Canterbury captain Graham has dismissed talk the Bulldogs are in crisis mode after their 38-0 loss to the Panthers on the weekend handed the club their fourth successive loss.
Des Hasler's men have only won five of their last 17 games since the backend of the 2016 Telstra Premiership season and are in danger of missing the finals for the first time since 2012 with another loss on Monday afternoon against St George Illawarra.
With ongoing speculation surrounding Hasler, board issues and a reportedly unhappy playing group, a strongly-spoken Graham set the record straight before training on Wednesday.
"We take full responsibility and realise that results haven’t been at the level everyone expects here internally," Graham said.
"We've lost four in a row but we are halfway through the season with plenty still to play for.
"I don't buy into the narrative that we're a club in crisis whatsoever."
With speculation Hasler has lost the support of the players despite the club re-signing the premiership-winning coach back in April, the Bulldogs skipper was quick to put the rumour to bed and believed it was an easy excuse to use after poor results.
Talk of fans turning their back on the side after 13 rounds has also surfaced online, however the 31-year-old was not sure what that was going to achieve.
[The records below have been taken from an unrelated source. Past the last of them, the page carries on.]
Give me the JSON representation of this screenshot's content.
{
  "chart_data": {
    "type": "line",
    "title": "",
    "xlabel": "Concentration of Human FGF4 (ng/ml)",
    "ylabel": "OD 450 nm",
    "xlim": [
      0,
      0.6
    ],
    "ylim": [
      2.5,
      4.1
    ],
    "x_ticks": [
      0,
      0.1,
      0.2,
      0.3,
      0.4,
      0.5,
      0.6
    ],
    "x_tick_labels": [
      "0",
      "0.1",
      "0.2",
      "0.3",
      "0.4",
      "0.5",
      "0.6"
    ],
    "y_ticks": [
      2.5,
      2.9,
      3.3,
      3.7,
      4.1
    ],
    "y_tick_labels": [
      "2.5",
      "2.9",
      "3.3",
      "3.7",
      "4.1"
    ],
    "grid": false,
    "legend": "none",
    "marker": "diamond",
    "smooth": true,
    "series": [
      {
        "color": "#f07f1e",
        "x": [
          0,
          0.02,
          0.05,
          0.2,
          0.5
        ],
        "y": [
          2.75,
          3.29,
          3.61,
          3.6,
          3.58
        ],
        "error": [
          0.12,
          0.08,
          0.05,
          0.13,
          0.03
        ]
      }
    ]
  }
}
"There is no truth to it and I don't get why anyone would say that," Graham said of the coaching rumours.
"Sport is sometimes overanalysed a lot and people look for an excuse or a reason and I think people hold onto that.
"We just weren't good enough on the weekend and we've had a couple of performances like that but talk of us not wanting to play for a coach is not true.
"We share [the fans'] disappointment; I understand to some extent what they go through with distances some travel and what it means to them on a daily basis.
"They were here before I was and they'll still be here when I'm long gone.
"They care and are passionate with a level of expectation so it's up to us as players to manage and reach that for them."
Graham confirmed club chairman Ray Dib addressed the players post-game, but said it was a regular occurrence for the side to openly discuss their performances regardless of the result.
"Like after every game win, lose or draw, we have a discussion about things we did well and didn't," he said.
"Ray did come into the change room, he's there every game and what he said I wouldn't repeat that because it's private.
"Des was there the whole time and we all spoke openly.
"You've got two people at the club that want results to change – that's how I look at it."
Canterbury's inability to attack has come under fire in the past 18 months and is again in the spotlight after only managing 10 points per game in their month of defeats.
Newcastle have scored more points (196) than Hasler's side and the Bulldogs (178) only fall behind Wests Tigers (164) in the attack department after 13 rounds.
Graham was reluctant to put it down to their style but rather the fundamentals of the game.
"Style in football doesn't lead to certain mistakes and doesn't account for missed and ineffective tackles," he said.
"I think there is more than one way of a successful way to play and we need to strip back and look at some of the fundamental errors, rather than a style issue."
The Bulldogs will be boosted by the return of inspirational five-eighth Josh Reynolds from a hamstring injury and have won nine of their last 10 games against the Dragons.
"I can guarantee fans we've got a committed playing group and staff that are going to try and do everything they can to get the win," Graham said.
"We can't change [the past results] now but we can respond like we did against Brisbane.
"We've moved on from that game and look forward to seeing what we've learnt from that game and how we respond.
"We don't want to give St George any added motivation but we're turning up on Monday… don't worry about that."